Suddenly she remembered another loose thread that needed to be gathered up. The roman of her dances had not been brought to a climax.

An unwritten law of the style gallant makes the action of a roman automatically cease after a declaration of love. Nothing can happen afterwards. What if she should force time to its fullness and make a declaration? It would be burning her boats, it would be staking all her happiness on this last meeting, for if it were a failure hope would be dead. For, owing to her strange confusion of the happenings of her dances with those of real life, the roman of the one having been completed, its magical virtue all used up, its colophon reached, she felt that the roman of the other would also have reached its colophon, that nothing more could happen. But for great issues she must take great risks ... dansons!

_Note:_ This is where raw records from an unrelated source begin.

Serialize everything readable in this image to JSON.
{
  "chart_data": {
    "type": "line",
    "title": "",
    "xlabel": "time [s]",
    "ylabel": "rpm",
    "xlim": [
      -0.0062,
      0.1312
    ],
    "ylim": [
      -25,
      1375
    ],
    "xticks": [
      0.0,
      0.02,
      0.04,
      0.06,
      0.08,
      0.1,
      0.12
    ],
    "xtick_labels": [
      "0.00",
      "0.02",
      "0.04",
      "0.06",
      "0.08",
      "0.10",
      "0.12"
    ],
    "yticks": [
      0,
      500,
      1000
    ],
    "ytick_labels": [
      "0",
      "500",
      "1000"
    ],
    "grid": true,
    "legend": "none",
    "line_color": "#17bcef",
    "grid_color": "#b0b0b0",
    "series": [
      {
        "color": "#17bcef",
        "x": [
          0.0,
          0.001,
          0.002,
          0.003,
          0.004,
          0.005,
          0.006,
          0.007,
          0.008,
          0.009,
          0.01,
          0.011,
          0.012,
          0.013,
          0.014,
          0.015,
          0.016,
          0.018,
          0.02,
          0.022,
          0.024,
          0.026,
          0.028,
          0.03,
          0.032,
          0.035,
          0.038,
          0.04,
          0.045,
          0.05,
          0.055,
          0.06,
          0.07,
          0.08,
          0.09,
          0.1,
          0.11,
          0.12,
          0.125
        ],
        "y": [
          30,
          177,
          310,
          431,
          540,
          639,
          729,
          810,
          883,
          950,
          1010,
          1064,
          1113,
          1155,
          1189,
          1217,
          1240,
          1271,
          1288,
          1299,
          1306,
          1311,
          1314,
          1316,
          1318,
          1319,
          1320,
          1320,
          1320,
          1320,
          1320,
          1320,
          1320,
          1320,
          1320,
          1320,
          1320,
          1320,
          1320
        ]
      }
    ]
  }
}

Sappho and Madeleine are reclining on a bank, the colour and design of which rival all the carpets in the bazaars of Bagdad. There is no third person to mar their ravishing solitude à deux. Madeleine is saying,

‘I must confess, Madame, that your delicious writings have made me a heretic.’

Sappho laughs gaily. ‘Then I tremble for your fate, for heretics are burned.’

‘In that case I am indeed a heretic, for a flame has long burned me,’ says Madeleine boldly. But Sappho possesses in a high degree the art of hearing only what she chooses, and she says, a trifle coldly,—

‘If my writings have made you a heretic, they must themselves be heretical. Do they contain Five Propositions worthy of papal condemnation?’

‘Madame, you are resolved to misunderstand me. They have made me a heretic in regard to the verdict of posterity as to the merits of the ancients, for since I have steeped myself, if I may use the expression, in your incomparable style I have become as deaf as Odysseus to the siren songs of Greece and Rome.’

‘That is indeed heresy,’ cries Sappho with a smile that shows she is not ill-pleased. ‘I fear it will be visited by excommunication by the whole College of Muses.’